Não sei se ele espelha meu temperamento – talvez sim, mas com a mesma intensidade dos anteriores?

Ouvi duas vezes (enquanto lavava as minhas cuecas) e notei algumas características que me surpreenderam. 1) é um cd quase sempre em tom menor, ainda que a primeira parte possa provocar a sensação de que eu estava procurando um foco para a mixtape como quem surfa em estações de rádio até achar um pouso (no caso, o pouso é dolorido, como indica a segunda metade). e 2) existe unidade nessa coletânea, mesmo que você não a perceba de imediato.

É, como de praxe, a melhor mixtape amadora de todos os tempos. Mas, por ter sido gravada de um jeito impulsivo, ela revela algo sobre a minha pessoa que nem eu sei explicar. Tenho quase certeza de que, na faixa de abertura, sou eu falando.

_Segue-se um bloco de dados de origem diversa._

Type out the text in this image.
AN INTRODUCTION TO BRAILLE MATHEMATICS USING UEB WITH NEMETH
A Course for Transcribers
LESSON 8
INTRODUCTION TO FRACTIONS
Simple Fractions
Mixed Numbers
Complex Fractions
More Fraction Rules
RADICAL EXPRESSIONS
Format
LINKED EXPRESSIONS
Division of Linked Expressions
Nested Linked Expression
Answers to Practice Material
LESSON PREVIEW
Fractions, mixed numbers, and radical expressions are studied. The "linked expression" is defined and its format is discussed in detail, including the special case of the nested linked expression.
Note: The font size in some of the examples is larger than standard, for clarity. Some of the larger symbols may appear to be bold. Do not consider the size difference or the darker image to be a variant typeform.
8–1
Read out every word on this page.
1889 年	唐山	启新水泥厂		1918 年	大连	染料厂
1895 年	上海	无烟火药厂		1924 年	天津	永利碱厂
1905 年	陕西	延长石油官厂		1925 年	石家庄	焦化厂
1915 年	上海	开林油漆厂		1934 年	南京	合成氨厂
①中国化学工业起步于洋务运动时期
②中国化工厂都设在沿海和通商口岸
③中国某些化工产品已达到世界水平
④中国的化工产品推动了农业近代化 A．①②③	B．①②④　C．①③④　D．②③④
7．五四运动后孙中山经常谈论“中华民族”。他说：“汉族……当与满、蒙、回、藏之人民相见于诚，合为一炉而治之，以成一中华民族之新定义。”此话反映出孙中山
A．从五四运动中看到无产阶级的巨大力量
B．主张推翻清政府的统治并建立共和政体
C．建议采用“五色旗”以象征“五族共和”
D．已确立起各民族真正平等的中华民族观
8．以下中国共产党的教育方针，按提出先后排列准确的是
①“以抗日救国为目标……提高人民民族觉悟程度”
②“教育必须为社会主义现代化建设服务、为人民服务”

A intenção, no entanto, não era que soasse complexo demais, nem sombrio demais, nem ambicioso demais. É um cd para ser ouvido nos fins de tarde, no último dia de férias, depois de despedidas que apertam o coração ou quando se sente saudade de amigos que estão muito longe. Tem isso: é um disquinho que machuca nos momentos mais dóceis. Cuidado, portanto.

Aos amigos, então: dedico ao Michel e à Alê. Espero que, lá de longe, eles ouçam e gostem (pelo menos um pouco).

Quem está na foto lá de cima é o habitué Kanye West, que gravou o meu disco favorito do mês: My beautiful dark twisted fantasy. Ele aparece na mixtape junto com o comparsa Kid Cudi e uma gangue da responsa: Girls, Jim Noir, Daft Punk, Atlas Sound, Warpaint, Beachwood Sparks (interpretando Sade), Neil Young e Beck com Nigel Godrich (numa faixa do filme Scott Pilgrim contra o mundo).

Estou aqui ouvindo o disco pela terceira vez e pensando: deus, ficou MUITO BOM!

Faça o download aqui (link atualizado).

E, depois de ouvir a mixtape, mande um alô e faça um comentário simpático. Estamos no mesmo barco, não estamos?

Superoito express (33)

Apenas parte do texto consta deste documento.